Publication year - 2012
Publication title -
aquaculture research
Language(s) - English
Resource type - Journals
SCImago Journal Rank - 0.646
H-Index - 89
eISSN - 1365-2109
pISSN - 1355-557X
DOI - 10.1111/j.1365-2109.2011.02925.x
Subject(s) - biology , shrimp , litopenaeus , zoology , food science , protein digestibility , wheat gluten , gluten , ecology
This study was designed to test the effect of soy protein ( SPC ), wheat gluten ( WHG ) and potato protein ( PPC ), in vitro and in vivo digestibility of protein and energy in the juveniles Litopeneaus vannamei . A completely random design was used with nine 400‐L tanks (with three repetitions by treatment). Ten respirometric chambers (500  mL ) were used for energy distribution.
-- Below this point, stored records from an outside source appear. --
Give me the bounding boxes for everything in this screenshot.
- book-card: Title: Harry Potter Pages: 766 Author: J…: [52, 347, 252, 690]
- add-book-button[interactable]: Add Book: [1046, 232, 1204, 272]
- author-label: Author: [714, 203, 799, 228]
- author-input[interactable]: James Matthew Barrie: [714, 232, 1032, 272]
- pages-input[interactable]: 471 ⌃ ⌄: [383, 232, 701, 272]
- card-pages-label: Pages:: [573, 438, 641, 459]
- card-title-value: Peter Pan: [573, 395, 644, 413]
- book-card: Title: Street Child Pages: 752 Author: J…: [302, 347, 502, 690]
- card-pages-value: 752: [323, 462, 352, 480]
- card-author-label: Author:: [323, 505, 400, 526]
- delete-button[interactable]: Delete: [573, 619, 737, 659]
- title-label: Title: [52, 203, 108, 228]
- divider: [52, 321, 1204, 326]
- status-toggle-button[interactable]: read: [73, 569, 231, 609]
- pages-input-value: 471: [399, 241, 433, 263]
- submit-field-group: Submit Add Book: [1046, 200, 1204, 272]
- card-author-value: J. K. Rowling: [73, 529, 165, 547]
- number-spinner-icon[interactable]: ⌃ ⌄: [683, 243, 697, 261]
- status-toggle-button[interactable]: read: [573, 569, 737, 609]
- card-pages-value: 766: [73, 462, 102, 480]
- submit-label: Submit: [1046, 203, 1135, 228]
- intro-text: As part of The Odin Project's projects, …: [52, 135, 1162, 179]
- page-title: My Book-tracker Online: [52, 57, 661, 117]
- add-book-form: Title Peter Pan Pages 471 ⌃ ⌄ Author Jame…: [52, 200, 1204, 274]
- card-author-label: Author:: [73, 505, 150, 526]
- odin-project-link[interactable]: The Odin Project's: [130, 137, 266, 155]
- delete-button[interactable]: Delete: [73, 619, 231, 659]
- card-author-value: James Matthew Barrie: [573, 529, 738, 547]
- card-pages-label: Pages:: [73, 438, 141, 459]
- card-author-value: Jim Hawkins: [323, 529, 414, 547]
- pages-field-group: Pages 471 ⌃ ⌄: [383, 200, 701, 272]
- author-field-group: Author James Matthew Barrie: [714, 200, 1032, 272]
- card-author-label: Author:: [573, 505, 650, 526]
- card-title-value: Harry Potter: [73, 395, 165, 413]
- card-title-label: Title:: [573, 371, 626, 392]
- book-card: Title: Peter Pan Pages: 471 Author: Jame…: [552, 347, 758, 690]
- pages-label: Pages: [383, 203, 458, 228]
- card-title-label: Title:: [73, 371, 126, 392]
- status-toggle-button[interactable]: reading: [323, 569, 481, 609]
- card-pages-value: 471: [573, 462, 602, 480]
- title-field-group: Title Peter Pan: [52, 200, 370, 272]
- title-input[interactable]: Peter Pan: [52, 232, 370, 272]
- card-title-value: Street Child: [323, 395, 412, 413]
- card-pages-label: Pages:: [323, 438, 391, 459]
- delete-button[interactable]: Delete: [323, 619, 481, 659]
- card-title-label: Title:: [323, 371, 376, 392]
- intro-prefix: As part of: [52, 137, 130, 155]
In vitro digestibility for SPC (8.8%) was higher than for PPC (5.8%) and for WHG (4.3%, P  < 0.05). Diets’ degree of hydrolysis ranged between 0.75% and 1.2%, with lowest value in potato protein concentrate diet (0.75 ± 0.09%, P  < 0.05). No significant differences were obtained in apparent digestibility coefficient ( ADC ) for protein (63.4–74.1%). ADC for amino acids ranged between 80% and 90%. Daily growth coefficient ranged from 0.86% to 1.1% day −1 , being the best in soybean protein concentrate diet ( SPCd ) ( P  < 0.05). Significant differences on heat increment were observed ( P  < 0.05); highest value was in wheat gluten diet (1.0 ± 0.1  kJ shrimp day −1 ) that coincided with a peak of trypsin specific activity (16.5 ± 3.7  mU mg protein −1 ). Highest retained energy for growth was observed in shrimp fed SPCd (0.7 ± 0.03  kJ  day −1 , P  < 0.05). Muscle collagen content presented a minimum of bands with SPCd , whereas shrimp post‐mortem collagenase activity was not affected by any of the three diets ( P  > 0.05).